I’ll note this article could have been written ten years ago without changing a word. If you’ve already made your mind up about Clojure, there’s very little going on that’s going to move that needle.
Time and staying power actually are actually prime movers of the needle. Ten years ago it was a 5 year old language, hadn't seen the 15 years of dev community evolution, ClojureScript was just out of the oven and relatively unproven, and unlike then Clojure now seems to clearly pull ahead in mindshare over Scala, etc.
A couple of unscientific measures of Clojure vs Scala:
- First couple of screenfuls worth of HN Algolia search stories by date covers 7 months of scala, vs 3 months of Cloure stories - score 1 for cloure
- on Lobsters, 2 pages of Clojure is 9 months, for Scala 3 years - score 1 for clojure
- in StackOverflow dev survey, Scala respondent count is ~50% higher than Clojure (~1800 vs ~1200) - though Clojure is "loved" significantly more.

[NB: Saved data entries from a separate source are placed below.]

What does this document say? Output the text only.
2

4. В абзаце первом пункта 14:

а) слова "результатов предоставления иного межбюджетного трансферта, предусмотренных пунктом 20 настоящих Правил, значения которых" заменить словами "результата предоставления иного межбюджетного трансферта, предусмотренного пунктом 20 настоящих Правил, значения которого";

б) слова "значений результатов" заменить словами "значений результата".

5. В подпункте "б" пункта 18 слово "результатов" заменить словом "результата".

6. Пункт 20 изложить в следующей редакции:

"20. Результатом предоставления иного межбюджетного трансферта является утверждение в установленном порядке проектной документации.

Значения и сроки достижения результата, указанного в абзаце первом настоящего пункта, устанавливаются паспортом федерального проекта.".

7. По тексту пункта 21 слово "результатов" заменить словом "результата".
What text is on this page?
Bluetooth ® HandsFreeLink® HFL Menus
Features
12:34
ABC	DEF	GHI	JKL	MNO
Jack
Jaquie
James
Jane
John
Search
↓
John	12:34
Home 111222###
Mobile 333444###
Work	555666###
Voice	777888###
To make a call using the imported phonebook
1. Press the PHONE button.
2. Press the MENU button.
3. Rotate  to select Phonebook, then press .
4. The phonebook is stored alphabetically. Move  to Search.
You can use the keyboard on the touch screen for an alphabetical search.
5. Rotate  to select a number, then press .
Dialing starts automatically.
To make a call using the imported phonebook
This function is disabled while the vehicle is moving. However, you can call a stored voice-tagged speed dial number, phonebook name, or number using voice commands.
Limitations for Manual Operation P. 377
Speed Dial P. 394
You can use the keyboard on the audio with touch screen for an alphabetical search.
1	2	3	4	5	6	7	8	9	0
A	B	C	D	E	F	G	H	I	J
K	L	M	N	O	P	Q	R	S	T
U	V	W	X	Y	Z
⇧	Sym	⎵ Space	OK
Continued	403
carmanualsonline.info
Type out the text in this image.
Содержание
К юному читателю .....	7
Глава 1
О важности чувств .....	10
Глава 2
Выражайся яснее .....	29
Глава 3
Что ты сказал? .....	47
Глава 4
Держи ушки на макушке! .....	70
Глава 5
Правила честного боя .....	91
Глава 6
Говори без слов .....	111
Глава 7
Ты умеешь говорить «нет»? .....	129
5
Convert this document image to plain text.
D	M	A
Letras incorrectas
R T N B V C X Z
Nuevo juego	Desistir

Score 1 for Scala.
I'll admit it seems more of a draw than I thought and you could reasonably weight the SO case a bit more than the first 2...
I spoke at a Clojure conf a bunch of years ago, I remember thinking “Wow this is a big room.” But afterwards I got talking to an event organiser about what they had to do for the Scala version of the same event…
I remember going to monthly "Hack The Tower" Clojure and Scala events at one of the big London financial institutions back in 2014. Both were hot languages but you could see by the presence of recruiters that employers were only interested in Scala.